Hochaktuell jedoch wird Warburgs „Verknüpfungszwang“ [8] heute für die digitale Bildzirkulation. Die Ausstellung liefert gleichsam das analoge Augenfutter dafür. Warburgs an sich selbst diagnostizierter Zwang würde heute Verlinkungszwang heißen. Sein Bilderfahrzeug hieße entsprechend Hyperimage. [9] Software-Entwickler*innen versuchen, seine Verfahren ins Digitale zu übertragen. So lässt sich z. B. am Projekt Pathos and Pathosformel in Aby Warburg’s Bilderatlas nachvollziehen, wie eine Typenfestlegung digital vonstattengehen kann. [10] Und mit Hyperimage gibt es seit 2006 ein Open-Source-Projekt für den wissenschaftlichen Gebrauch. [11] Aber werden die neuen, digital verlinkten „Semiose-Formen“ [12] noch etwas mit den assoziativen Erkenntnisprozessen Warburgs zu tun haben?
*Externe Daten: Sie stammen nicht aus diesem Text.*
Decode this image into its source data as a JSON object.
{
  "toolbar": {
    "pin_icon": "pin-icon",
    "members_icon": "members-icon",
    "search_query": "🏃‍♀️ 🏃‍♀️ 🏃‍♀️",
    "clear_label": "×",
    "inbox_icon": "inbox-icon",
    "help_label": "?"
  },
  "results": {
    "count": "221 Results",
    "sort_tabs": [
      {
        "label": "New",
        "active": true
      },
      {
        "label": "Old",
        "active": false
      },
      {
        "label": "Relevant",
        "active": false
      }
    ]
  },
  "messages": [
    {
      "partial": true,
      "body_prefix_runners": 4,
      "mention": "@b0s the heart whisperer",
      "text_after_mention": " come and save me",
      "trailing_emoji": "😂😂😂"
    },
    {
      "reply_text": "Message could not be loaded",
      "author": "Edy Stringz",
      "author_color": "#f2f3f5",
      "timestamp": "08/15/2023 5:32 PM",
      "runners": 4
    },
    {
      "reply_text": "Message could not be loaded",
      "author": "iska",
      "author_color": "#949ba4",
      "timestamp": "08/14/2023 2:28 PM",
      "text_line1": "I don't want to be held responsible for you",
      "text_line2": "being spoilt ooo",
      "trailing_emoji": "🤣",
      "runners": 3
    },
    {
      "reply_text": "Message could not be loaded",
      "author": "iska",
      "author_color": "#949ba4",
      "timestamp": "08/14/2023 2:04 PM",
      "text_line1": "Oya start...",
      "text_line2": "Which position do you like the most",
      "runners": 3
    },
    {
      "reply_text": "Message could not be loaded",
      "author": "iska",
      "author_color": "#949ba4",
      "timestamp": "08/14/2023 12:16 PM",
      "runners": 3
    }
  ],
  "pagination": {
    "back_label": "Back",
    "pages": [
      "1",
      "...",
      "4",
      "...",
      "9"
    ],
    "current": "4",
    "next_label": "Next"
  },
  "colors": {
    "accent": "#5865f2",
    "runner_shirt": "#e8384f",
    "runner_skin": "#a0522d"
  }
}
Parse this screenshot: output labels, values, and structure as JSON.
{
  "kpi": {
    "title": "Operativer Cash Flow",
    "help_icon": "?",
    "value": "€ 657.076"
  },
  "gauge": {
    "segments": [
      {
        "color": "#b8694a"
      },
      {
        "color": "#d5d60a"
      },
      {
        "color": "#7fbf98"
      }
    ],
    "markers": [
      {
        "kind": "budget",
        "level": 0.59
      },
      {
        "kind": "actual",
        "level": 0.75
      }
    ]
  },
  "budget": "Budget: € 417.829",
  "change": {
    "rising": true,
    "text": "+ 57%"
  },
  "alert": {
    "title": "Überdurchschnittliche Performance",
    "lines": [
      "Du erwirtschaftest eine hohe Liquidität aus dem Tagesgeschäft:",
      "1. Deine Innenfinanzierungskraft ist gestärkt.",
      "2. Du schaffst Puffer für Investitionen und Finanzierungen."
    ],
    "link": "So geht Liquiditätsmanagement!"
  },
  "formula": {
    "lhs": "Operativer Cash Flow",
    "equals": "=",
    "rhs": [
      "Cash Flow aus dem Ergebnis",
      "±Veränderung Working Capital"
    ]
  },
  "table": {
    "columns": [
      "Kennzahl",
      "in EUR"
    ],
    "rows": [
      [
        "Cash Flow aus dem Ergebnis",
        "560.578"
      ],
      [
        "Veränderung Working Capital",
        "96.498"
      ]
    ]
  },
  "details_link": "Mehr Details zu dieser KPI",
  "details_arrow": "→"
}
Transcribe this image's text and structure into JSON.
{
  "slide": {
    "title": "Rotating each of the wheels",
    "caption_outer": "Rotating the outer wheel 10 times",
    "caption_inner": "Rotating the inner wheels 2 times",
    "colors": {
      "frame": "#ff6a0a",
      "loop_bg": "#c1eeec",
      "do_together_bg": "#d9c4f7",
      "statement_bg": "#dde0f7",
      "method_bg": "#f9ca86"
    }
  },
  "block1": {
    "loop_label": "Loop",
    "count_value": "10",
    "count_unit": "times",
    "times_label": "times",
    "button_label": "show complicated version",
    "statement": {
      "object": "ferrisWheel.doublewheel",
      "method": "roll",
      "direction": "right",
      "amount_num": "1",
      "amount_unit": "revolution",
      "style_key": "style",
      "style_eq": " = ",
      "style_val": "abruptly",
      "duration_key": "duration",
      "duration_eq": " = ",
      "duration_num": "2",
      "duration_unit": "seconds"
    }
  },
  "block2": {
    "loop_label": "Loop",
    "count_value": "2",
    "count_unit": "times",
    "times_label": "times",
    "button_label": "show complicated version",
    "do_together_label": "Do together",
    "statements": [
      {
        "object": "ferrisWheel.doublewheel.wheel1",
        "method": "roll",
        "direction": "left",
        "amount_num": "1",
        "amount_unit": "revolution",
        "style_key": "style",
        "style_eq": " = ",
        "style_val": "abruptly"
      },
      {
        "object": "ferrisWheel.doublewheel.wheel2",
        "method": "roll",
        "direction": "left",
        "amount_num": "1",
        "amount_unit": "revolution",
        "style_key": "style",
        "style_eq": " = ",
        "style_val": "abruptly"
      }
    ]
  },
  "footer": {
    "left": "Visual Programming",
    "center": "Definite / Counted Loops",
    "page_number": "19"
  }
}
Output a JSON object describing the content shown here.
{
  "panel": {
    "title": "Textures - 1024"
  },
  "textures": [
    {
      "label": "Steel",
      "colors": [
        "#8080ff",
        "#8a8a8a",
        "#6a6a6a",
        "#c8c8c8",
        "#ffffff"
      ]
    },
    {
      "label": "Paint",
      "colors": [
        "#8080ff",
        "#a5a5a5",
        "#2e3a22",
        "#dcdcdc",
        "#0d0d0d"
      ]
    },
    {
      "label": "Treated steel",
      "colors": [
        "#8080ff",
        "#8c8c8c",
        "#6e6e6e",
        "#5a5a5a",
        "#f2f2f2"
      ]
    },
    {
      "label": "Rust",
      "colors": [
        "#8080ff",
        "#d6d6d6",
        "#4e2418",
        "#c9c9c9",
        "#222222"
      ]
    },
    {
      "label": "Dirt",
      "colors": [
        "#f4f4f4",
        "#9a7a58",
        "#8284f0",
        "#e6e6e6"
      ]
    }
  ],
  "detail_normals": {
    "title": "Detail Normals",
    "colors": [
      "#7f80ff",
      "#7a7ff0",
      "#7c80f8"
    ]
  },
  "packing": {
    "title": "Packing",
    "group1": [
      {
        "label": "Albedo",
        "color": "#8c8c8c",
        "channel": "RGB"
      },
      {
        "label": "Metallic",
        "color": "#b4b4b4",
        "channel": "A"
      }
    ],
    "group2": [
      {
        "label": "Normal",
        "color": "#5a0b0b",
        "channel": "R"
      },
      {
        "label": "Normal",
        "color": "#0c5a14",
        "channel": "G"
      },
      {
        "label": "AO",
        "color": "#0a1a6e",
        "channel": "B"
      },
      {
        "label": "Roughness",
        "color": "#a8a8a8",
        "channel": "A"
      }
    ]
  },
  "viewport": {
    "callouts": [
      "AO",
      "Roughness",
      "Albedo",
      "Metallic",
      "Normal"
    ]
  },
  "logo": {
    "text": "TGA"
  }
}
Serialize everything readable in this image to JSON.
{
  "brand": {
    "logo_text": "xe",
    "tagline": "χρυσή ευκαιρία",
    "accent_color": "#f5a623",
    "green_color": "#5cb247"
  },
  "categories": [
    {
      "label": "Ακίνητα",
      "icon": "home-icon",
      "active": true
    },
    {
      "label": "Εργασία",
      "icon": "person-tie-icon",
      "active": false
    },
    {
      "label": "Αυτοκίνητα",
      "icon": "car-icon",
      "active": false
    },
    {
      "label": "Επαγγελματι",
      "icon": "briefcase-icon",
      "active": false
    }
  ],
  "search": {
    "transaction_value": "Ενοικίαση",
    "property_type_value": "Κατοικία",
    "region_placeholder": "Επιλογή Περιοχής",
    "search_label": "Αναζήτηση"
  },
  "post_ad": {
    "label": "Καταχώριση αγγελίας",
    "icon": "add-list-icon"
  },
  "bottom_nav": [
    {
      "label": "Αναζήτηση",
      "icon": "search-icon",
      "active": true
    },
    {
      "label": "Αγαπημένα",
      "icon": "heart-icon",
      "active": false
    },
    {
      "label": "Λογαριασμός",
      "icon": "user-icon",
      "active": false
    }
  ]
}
Und wie werden Typenfestlegungen, die auf digitale Suchverfahren zugeschnitten sind, Denken und Sprache, Erkenntnisinteresse und Bildgedächtnis verändern? Fragen, wie sie für die Macht der Algorithmen bereits diskutiert werden.

„Aby Warburg: Bilderatlas Mnemosyne“, Haus der Kulturen der Welt, Berlin, 4. September bis 1. November 2020.

Anmerkungen

[1]Aby Warburg an Max Warburg, 22. Februar 1927, zit. nach Claudia Wedepohl, „The Making or Warburg’s Bilderatlas Mnemosyne“, Anm. 6, in: Aby Warburg: Bilderatlas MNEMOSYNE. The Original, Ausst.-Kat., hg. vom Haus der Kulturen der Welt, Berlin, und The Warburg Institute; Roberto Ohrt, Axel Heil, 2020 (nach dem Exzerpt aus der Pressemappe, ohne Seitenzahl).
[2]Aby Warburg, Gesammelte Schriften, Studienausgabe, Bd. 7, Tagebuch der Kulturwissenschaftlichen Bibliothek ­Warburg, Berlin 2001, S. 127, zit. nach: Ebd.
[3]Vgl. Andreas Beyer/Horst Bredekamp/Uwe Fleckner/­Gerhard Wolf (Hg.), Bilderfahrzeuge. Aby Warburgs Vermächtnis und die Zukunft der Ikonologie, Berlin 2018.
[4]Vgl. Roland Barthes, Die helle Kammer. Bemerkungen zur Photographie, Frankfurt/M. 1989.
[5]Lucy Ives, Renegade Art Historian Aby ­Warburg Challenged the Discipline’s Elitism, https://www.artnews.com/art-in-america/features/aby-warburg-mnemosyne-atlas-reproduction-1202689821/.
[6]Vergl. dazu Colleen Becker, „Aby Warburg’s Pathosformel as methodological paradigm“, in: Journal of Art Historiography, 9, 2013, S. 1–25, besonders S. 1–11.
[7]Roberto Ohrt, „Eine unbekannte Sprache der Bilder“, in: Ders./Der Blog, 5. Oktober 2015, http://wp1087139.server-he.de/wp/?p=142.
[8]Titel einer Ausstellung des Warburg Institute 2016 (https://warburg.sas.ac.uk/whats-on/news/exhibition-verknüpfungszwang, geöffnet 7.1.2021).
[9]Vergl. Felix Thürlemann, „Vom Einzelbild zum Hyper­image. Eine neue Herausforderung für die kunstgeschichtliche Hermeneutik“, in: Ada Neschke-Hentschke (Hg.), Les herméneutiques au seuil du XXIème siècle – evolution et débat actuel, Paris 2004, S. 223–247, https://archiv.ub.uni-heidelberg.de/artdok/471/1/Thuerlemann_vom_einzelbild_zum_hyper­image_2004.pdf.
[10]Leonardo Impett/Sabine Süsstrunk (School of Computer and Communication Sciences, Image & Visual Representation Lab, EPFL), Pose and Pathosformel in Aby Warburg’s Bilderatlas, https://diuf.unifr.ch/main/hisdoc/sites/diuf.unifr.ch.main.hisdoc/files/Marcus%20Liwicki%20-%20HisDoc%20presentation.pdf.
[11]http://hyperimage.ws/de/.
[12]Thürlemann, „Vom Einzelbild“, S. 224.